Oct 21, 2008 14:55
oops I did it again!
So now I know where I get my irrationality from. Now I know where I get my fighting from. Thanks mother, we're much more alike than I ever thought. I don't even know what to do. I can't believe I've done this. I can't believe I uttered the words. Violet is far too smart. I know she knows I love her but I also know she'll take this seriously, and she has every reason to. When I'm angry like that, more than likly I'm not thinking correctly, and she's so fucking smart that she can slaughter anyone just by having a higher vocabulary. I know this and before it even happens am afraid of it which adds to the crazyness. I can't even talk straight. When I think about what I said last night, in my mind it's "bldhfuesmdfsodiurosadghdjfhsudythghgdsdmf." The worst part of all of this is I don't even fucking know why I was so angry. How do I apologize for saying shit that I said when it was completely unjustified. I'm screwed.

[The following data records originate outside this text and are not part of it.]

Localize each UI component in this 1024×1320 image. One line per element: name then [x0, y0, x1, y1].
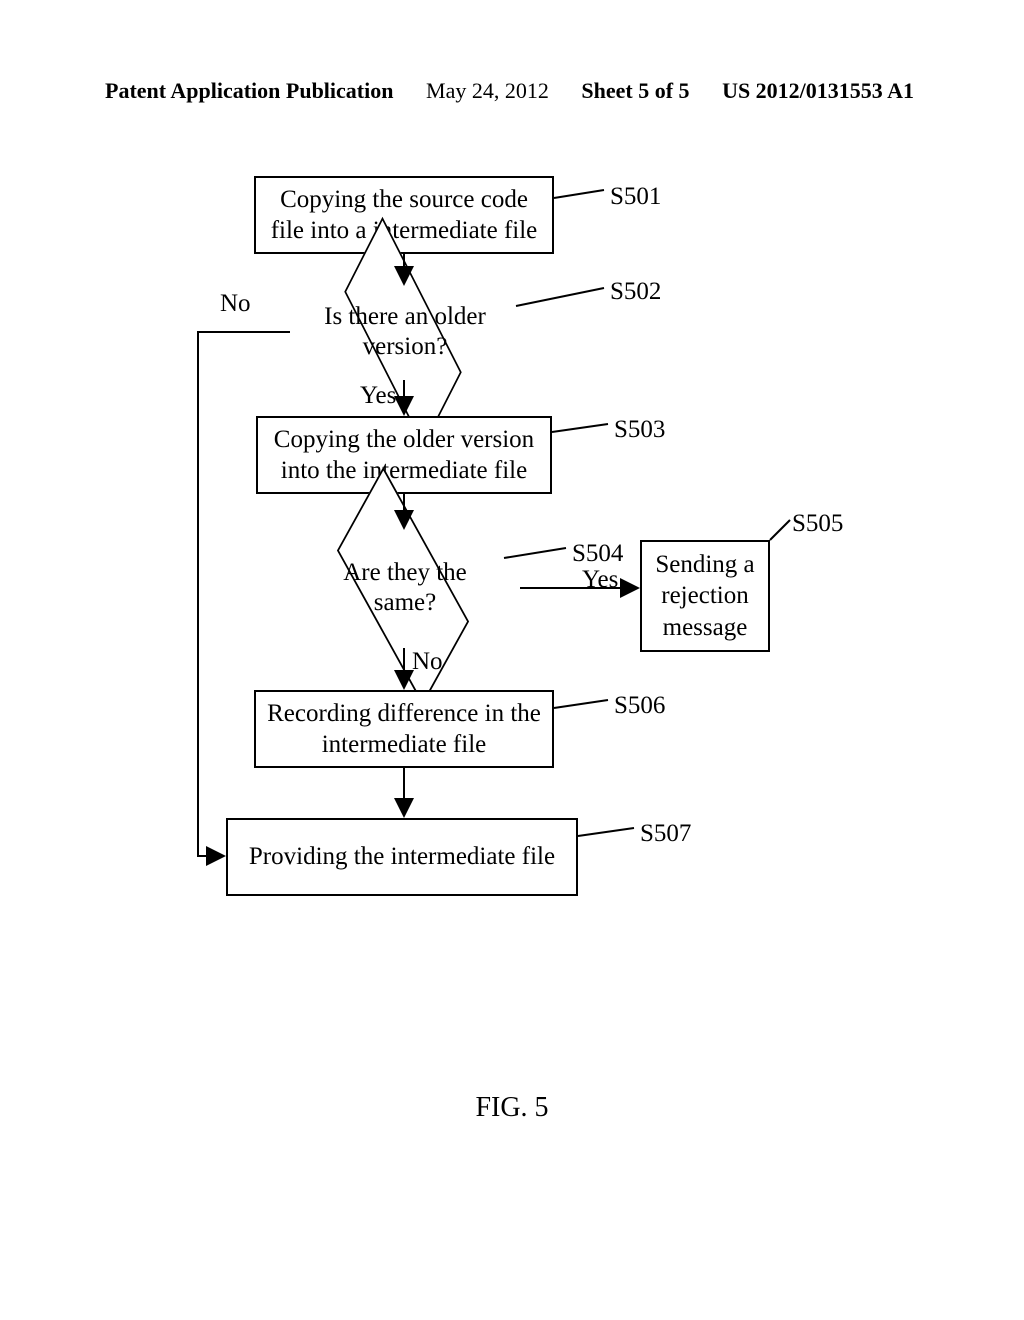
figure-label: FIG. 5 [0, 1092, 1024, 1124]
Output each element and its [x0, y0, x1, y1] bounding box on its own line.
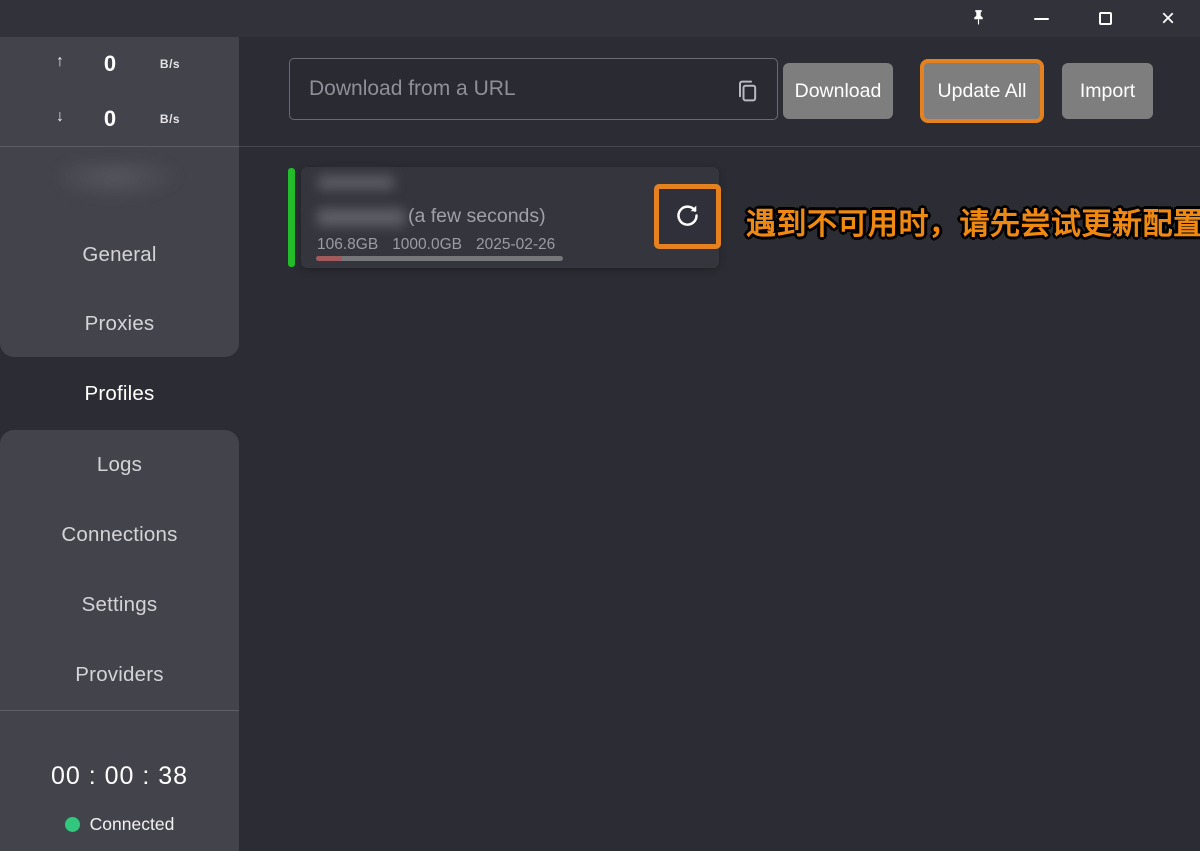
- uptime-timer: 00 : 00 : 38: [0, 762, 239, 791]
- profile-updated-text: (a few seconds): [408, 205, 546, 228]
- download-speed-value: 0: [86, 106, 134, 132]
- refresh-icon: [674, 202, 701, 232]
- sidebar-item-settings[interactable]: Settings: [0, 570, 239, 640]
- profile-progress-fill: [316, 256, 342, 261]
- minimize-icon: [1034, 18, 1049, 20]
- sidebar-item-proxies[interactable]: Proxies: [0, 289, 239, 359]
- sidebar-item-logs[interactable]: Logs: [0, 430, 239, 500]
- download-speed-unit: B/s: [148, 112, 192, 126]
- status-dot-icon: [65, 817, 80, 832]
- upload-speed-value: 0: [86, 51, 134, 77]
- upload-speed-unit: B/s: [148, 57, 192, 71]
- minimize-button[interactable]: [1019, 0, 1063, 37]
- profile-update-button[interactable]: [654, 184, 721, 249]
- sidebar-item-label: Providers: [75, 663, 163, 687]
- titlebar: ×: [0, 0, 1200, 37]
- sidebar-item-general[interactable]: General: [0, 220, 239, 290]
- sidebar-item-label: Profiles: [85, 382, 155, 406]
- url-input[interactable]: [289, 58, 778, 120]
- redacted-profile-subtitle: [317, 209, 405, 226]
- sidebar-item-providers[interactable]: Providers: [0, 640, 239, 710]
- profile-stats-row: 106.8GB 1000.0GB 2025-02-26: [317, 236, 555, 254]
- paste-from-clipboard-button[interactable]: [733, 77, 761, 105]
- pushpin-icon: [970, 8, 987, 30]
- profile-progress-track: [316, 256, 563, 261]
- maximize-button[interactable]: [1083, 0, 1127, 37]
- sidebar-item-label: Logs: [97, 453, 142, 477]
- update-all-button[interactable]: Update All: [920, 59, 1044, 123]
- header-divider: [0, 146, 1200, 147]
- sidebar-footer-divider: [0, 710, 239, 711]
- download-button[interactable]: Download: [783, 63, 893, 119]
- upload-speed-row: ↑ 0 B/s: [0, 51, 239, 77]
- profile-expire-date: 2025-02-26: [476, 236, 555, 254]
- copy-icon: [733, 92, 761, 109]
- import-button[interactable]: Import: [1062, 63, 1153, 119]
- redacted-app-logo: [58, 160, 184, 202]
- maximize-icon: [1099, 12, 1112, 25]
- sidebar-item-label: Connections: [61, 523, 177, 547]
- app-window: × ↑ 0 B/s ↓ 0 B/s General Proxies Profil…: [0, 0, 1200, 851]
- sidebar-item-profiles-selected[interactable]: Profiles: [0, 357, 239, 430]
- annotation-text: 遇到不可用时，请先尝试更新配置: [746, 199, 1196, 243]
- close-button[interactable]: ×: [1146, 0, 1190, 37]
- redacted-profile-name: [318, 176, 394, 189]
- download-arrow-icon: ↓: [48, 108, 72, 126]
- sidebar-item-label: Proxies: [85, 312, 155, 336]
- profile-total-traffic: 1000.0GB: [392, 236, 462, 254]
- sidebar-item-label: General: [82, 243, 156, 267]
- upload-arrow-icon: ↑: [48, 53, 72, 71]
- close-icon: ×: [1161, 7, 1175, 31]
- pin-window-button[interactable]: [956, 0, 1000, 37]
- download-speed-row: ↓ 0 B/s: [0, 106, 239, 132]
- status-label: Connected: [90, 814, 175, 835]
- sidebar-item-label: Settings: [82, 593, 158, 617]
- sidebar-item-connections[interactable]: Connections: [0, 500, 239, 570]
- connection-status: Connected: [0, 811, 239, 837]
- profile-accent-bar: [288, 168, 295, 267]
- profile-used-traffic: 106.8GB: [317, 236, 378, 254]
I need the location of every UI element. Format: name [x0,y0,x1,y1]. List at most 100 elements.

Unforgivable. I wasn't even bluffing. I just wasn't thinking. I can't even remember last night. I'm always oblivious. I wanted to be taken seriously and I was far from serious. And she knows it. But what do I do now. The second I got in my car I knew what I did was dumb. I can't think about anything else. I can hardly see out of my eyes. I guess what hurt the most is that she honestly believes that I do these..."petty" things on purpous, to piss her off. Why the fuck would I spend so much fucking time with someone I didn't like. And then tried to say I give back nothing. blllllllllasjdhkhfskdhfskdfhskdhroeirfsaoidfjalsdjaldhfsdughsdohgsdgfodjr;sdfjas;dlhfsaklhfskldfhso angry.